The start of this post offered some misgivings about the (at the time) proposed move to Manchester City and in more detail on the actual move to United here. I’ll draw out the most jam-packed quote of that second one here:

On the Maguire front, I do not believe that he’s a magnificent defender. He is, at worst, broadly competent. At best he is moderately good. His speed of turning is not great; he is reticent to engage with attackers (not necessarily a bad thing, but a notable stylistic quirk) and can be clumsy when doing so; he has had a surprising amount of communicative issues with Wes Morgan in his time at Leicester. He is not bad positionally. Substitute out player and team names and these could all be applied to Chris Smalling.

Don’t scoff - let’s not forget that Smalling had a period of time when he was truly lauded. Under Louis van Gaal in 2015/16, there was a stretch of a few months where his role and his form aligned and his reputation went through the roof.

I haven’t watched Smalling at Roma but he’s a regular starter and they’re fourth so he can’t be doing badly.

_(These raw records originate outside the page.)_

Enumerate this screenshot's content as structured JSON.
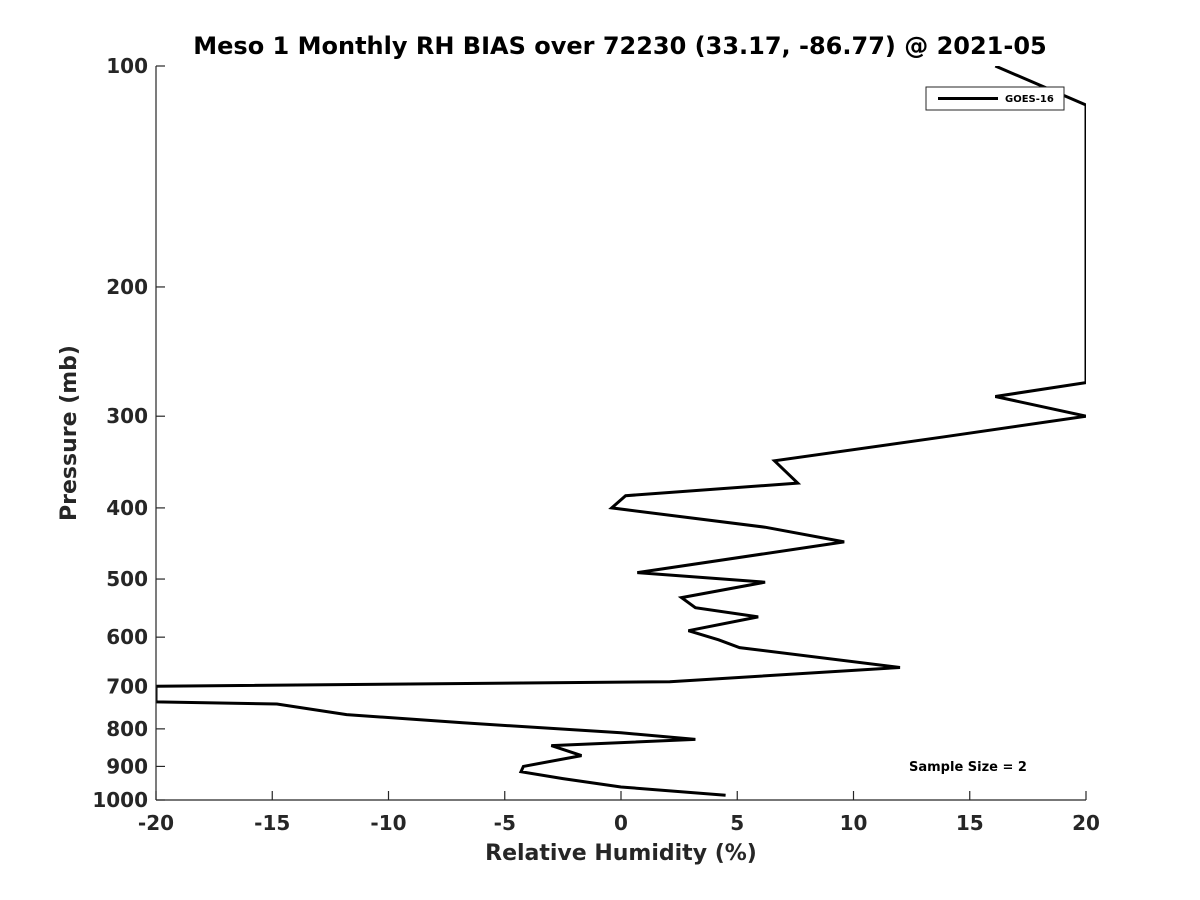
{
  "chart_data": {
    "type": "line",
    "title": "Meso 1 Monthly RH BIAS over 72230 (33.17, -86.77) @ 2021-05",
    "xlabel": "Relative Humidity (%)",
    "ylabel": "Pressure (mb)",
    "xlim": [
      -20,
      20
    ],
    "ylim": [
      100,
      1000
    ],
    "y_scale": "log",
    "y_reversed": true,
    "grid": false,
    "legend_position": "top-right",
    "x_ticks": [
      "-20",
      "-15",
      "-10",
      "-5",
      "0",
      "5",
      "10",
      "15",
      "20"
    ],
    "y_ticks": [
      "100",
      "200",
      "300",
      "400",
      "500",
      "600",
      "700",
      "800",
      "900",
      "1000"
    ],
    "annotation": "Sample Size = 2",
    "series": [
      {
        "name": "GOES-16",
        "color": "#000000",
        "points": [
          [
            16.1,
            100
          ],
          [
            20.0,
            113
          ],
          [
            20.0,
            270
          ],
          [
            16.1,
            282
          ],
          [
            20.0,
            300
          ],
          [
            13.9,
            320
          ],
          [
            6.6,
            345
          ],
          [
            7.6,
            370
          ],
          [
            0.2,
            385
          ],
          [
            -0.4,
            400
          ],
          [
            6.2,
            425
          ],
          [
            9.6,
            445
          ],
          [
            0.7,
            490
          ],
          [
            6.2,
            505
          ],
          [
            2.6,
            530
          ],
          [
            3.2,
            547
          ],
          [
            5.9,
            563
          ],
          [
            2.9,
            588
          ],
          [
            4.2,
            605
          ],
          [
            5.1,
            620
          ],
          [
            12.0,
            660
          ],
          [
            2.1,
            690
          ],
          [
            -20.0,
            700
          ],
          [
            -20.0,
            735
          ],
          [
            -14.8,
            740
          ],
          [
            -11.8,
            765
          ],
          [
            -6.8,
            785
          ],
          [
            0.0,
            810
          ],
          [
            3.2,
            827
          ],
          [
            -3.0,
            843
          ],
          [
            -1.7,
            870
          ],
          [
            -4.2,
            900
          ],
          [
            -4.3,
            915
          ],
          [
            -2.5,
            935
          ],
          [
            0.0,
            960
          ],
          [
            4.5,
            985
          ]
        ]
      }
    ]
  }
}
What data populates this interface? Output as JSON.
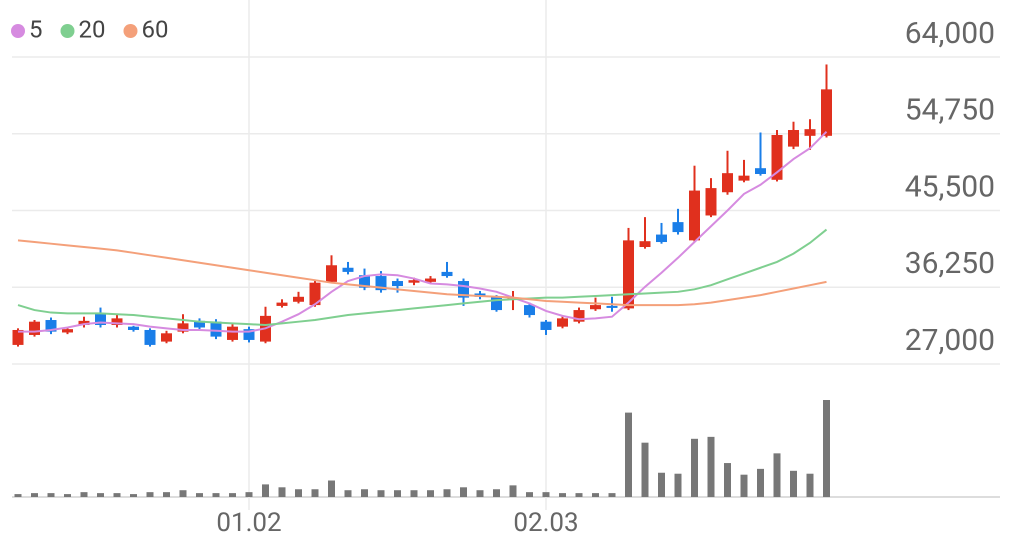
{
  "chart_data": {
    "type": "candlestick",
    "categories": [
      null,
      null,
      null,
      null,
      null,
      null,
      null,
      null,
      null,
      null,
      null,
      null,
      null,
      null,
      "01.02",
      null,
      null,
      null,
      null,
      null,
      null,
      null,
      null,
      null,
      null,
      null,
      null,
      null,
      null,
      null,
      null,
      null,
      "02.03",
      null,
      null,
      null,
      null,
      null,
      null,
      null,
      null,
      null,
      null,
      null,
      null,
      null,
      null,
      null,
      null,
      null
    ],
    "open": [
      29300,
      30500,
      32300,
      30800,
      31700,
      33100,
      31700,
      31500,
      31100,
      29700,
      30900,
      32200,
      32100,
      29900,
      31200,
      29700,
      34000,
      34500,
      34100,
      36900,
      38600,
      37700,
      37600,
      37000,
      36800,
      36900,
      38100,
      37000,
      35500,
      35100,
      34800,
      34100,
      32100,
      31500,
      32100,
      33600,
      34000,
      33700,
      41100,
      42600,
      44100,
      41900,
      44900,
      47700,
      49100,
      50600,
      49200,
      53200,
      54500,
      54500
    ],
    "high": [
      31300,
      32300,
      32600,
      31400,
      32700,
      33800,
      33000,
      31600,
      31300,
      31000,
      33000,
      32500,
      32400,
      31800,
      31500,
      33900,
      34800,
      35700,
      37000,
      40100,
      39300,
      38500,
      38200,
      37300,
      37400,
      37600,
      39300,
      37300,
      35800,
      35300,
      35800,
      34400,
      32300,
      32800,
      33800,
      35000,
      35100,
      43400,
      44700,
      44000,
      45700,
      50900,
      49400,
      52700,
      51600,
      54900,
      55200,
      56200,
      56500,
      63100
    ],
    "low": [
      29100,
      30300,
      30600,
      30600,
      31400,
      31400,
      31400,
      30900,
      29100,
      29500,
      30700,
      31200,
      30000,
      29700,
      29600,
      29500,
      33800,
      34300,
      33900,
      36700,
      37800,
      35900,
      35600,
      35600,
      36500,
      36700,
      37400,
      34000,
      34800,
      33300,
      33500,
      32600,
      30500,
      31300,
      31900,
      33400,
      33300,
      33500,
      40900,
      41500,
      42600,
      41700,
      44700,
      47400,
      48900,
      49700,
      49000,
      52900,
      52800,
      54300
    ],
    "close": [
      31100,
      32100,
      30900,
      31200,
      32200,
      31700,
      32500,
      31100,
      29300,
      30700,
      31900,
      31400,
      30300,
      31500,
      29900,
      32800,
      34400,
      35100,
      36800,
      38900,
      38100,
      36200,
      35900,
      36400,
      37100,
      37300,
      37600,
      35000,
      35100,
      33500,
      35000,
      32900,
      31100,
      32500,
      33500,
      34100,
      33800,
      41900,
      41800,
      41700,
      42900,
      47900,
      48200,
      50000,
      49700,
      49900,
      54600,
      55200,
      55300,
      60100
    ],
    "volume": [
      3,
      4,
      4,
      3,
      5,
      4,
      4,
      3,
      5,
      5,
      7,
      4,
      4,
      4,
      5,
      13,
      10,
      8,
      8,
      17,
      7,
      8,
      7,
      7,
      7,
      7,
      8,
      10,
      7,
      8,
      12,
      5,
      5,
      4,
      4,
      4,
      4,
      87,
      56,
      25,
      24,
      60,
      62,
      35,
      23,
      29,
      45,
      27,
      24,
      100
    ],
    "volume_ylim": [
      0,
      100
    ],
    "series": [
      {
        "name": "5",
        "color": "#d68be0",
        "values": [
          30900,
          30900,
          31100,
          31400,
          31800,
          32000,
          31900,
          31800,
          31500,
          31300,
          31100,
          31100,
          31000,
          30900,
          30900,
          31300,
          32100,
          33000,
          34200,
          35700,
          37000,
          37600,
          37800,
          37700,
          37300,
          36700,
          36600,
          36400,
          36100,
          35700,
          35000,
          34300,
          33400,
          32800,
          32400,
          32500,
          32700,
          34400,
          36300,
          38000,
          39800,
          41700,
          43600,
          45500,
          47500,
          48600,
          50100,
          51700,
          53000,
          55000
        ]
      },
      {
        "name": "20",
        "color": "#7fcf90",
        "values": [
          34100,
          33500,
          33200,
          33100,
          33100,
          33100,
          33000,
          32900,
          32700,
          32500,
          32300,
          32100,
          32000,
          31900,
          31800,
          31700,
          31900,
          32100,
          32300,
          32600,
          32900,
          33100,
          33300,
          33500,
          33700,
          33900,
          34100,
          34300,
          34500,
          34700,
          34800,
          34900,
          35000,
          35000,
          35100,
          35200,
          35300,
          35400,
          35500,
          35600,
          35700,
          36000,
          36500,
          37200,
          37900,
          38600,
          39300,
          40300,
          41600,
          43200
        ]
      },
      {
        "name": "60",
        "color": "#f4a07a",
        "values": [
          41900,
          41700,
          41500,
          41300,
          41100,
          40900,
          40700,
          40400,
          40100,
          39800,
          39500,
          39200,
          38900,
          38600,
          38300,
          38000,
          37700,
          37400,
          37100,
          36800,
          36600,
          36400,
          36200,
          36000,
          35800,
          35600,
          35400,
          35300,
          35200,
          35100,
          35000,
          34800,
          34600,
          34500,
          34400,
          34300,
          34200,
          34100,
          34100,
          34100,
          34100,
          34200,
          34400,
          34700,
          35000,
          35300,
          35700,
          36100,
          36500,
          36900
        ]
      }
    ],
    "up_color": "#e0301e",
    "down_color": "#1a7ee8",
    "volume_color": "#777777",
    "ylim": [
      27000,
      64000
    ],
    "yticks": [
      {
        "value": 64000,
        "label": "64,000"
      },
      {
        "value": 54750,
        "label": "54,750"
      },
      {
        "value": 45500,
        "label": "45,500"
      },
      {
        "value": 36250,
        "label": "36,250"
      },
      {
        "value": 27000,
        "label": "27,000"
      }
    ],
    "grid": true
  }
}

The ‘at worst, broadly competent; at best, moderately good’ (applying specifically and exclusively to his defending) is a little harsh. I definitely think that I underestimated how well he reads situations a little bit, and certainly didn’t appreciate how consistent his performances usually are and the value that that has.

But he was so expensive. The thing with transfers is we’ll never know what Manchester United could have done with that money had they not bought Maguire. And the thing with defenders is that it’s hard to put forward some alternative suggestions. Forwards are easy; though superficial, a search for some shot-based stats will give you some starting point ideas at least. For defenders you’ve just gotta watch them. And nobody really cares until some big transfer like this one.

Where was I.

Maguire. It looks like it’s worked out for United, and good for them. It would’ve been a disaster if it hadn’t. I think I thought that it might, but that there was a strong chance it wouldn’t. I think I was probably wrong, but only marginally. It might have been more accurate to have said that it might work, but there was a medium chance that it wouldn’t (compared to the sum of money he was bought for).

I was also, for the record, probably wrong about how well Virgil van Dijk would do at Liverpool. I thought he’d be more caught out if he had to play high up the pitch; didn’t know how valuable his organisational and general leadership qualities were; underestimated his distribution to an extent. (I was, though, right about my very oldest take, that Dejan Lovren was just fine for Liverpool back when they first bought him and they weren’t the club they are now, and that the Croatian was a decent first-choice centre-back for a 3rd/4th-place Premier League club; now that Liverpool are better than that, they’ve outgrown him, and I’m at peace with that).

That’s a 1/3 record for the centre-back opinions I can remember thinking most deeply about, although the two misses weren’t big ones. I have no idea if that’s a good record. But I am all out of bread, and don’t much like ducks anyway.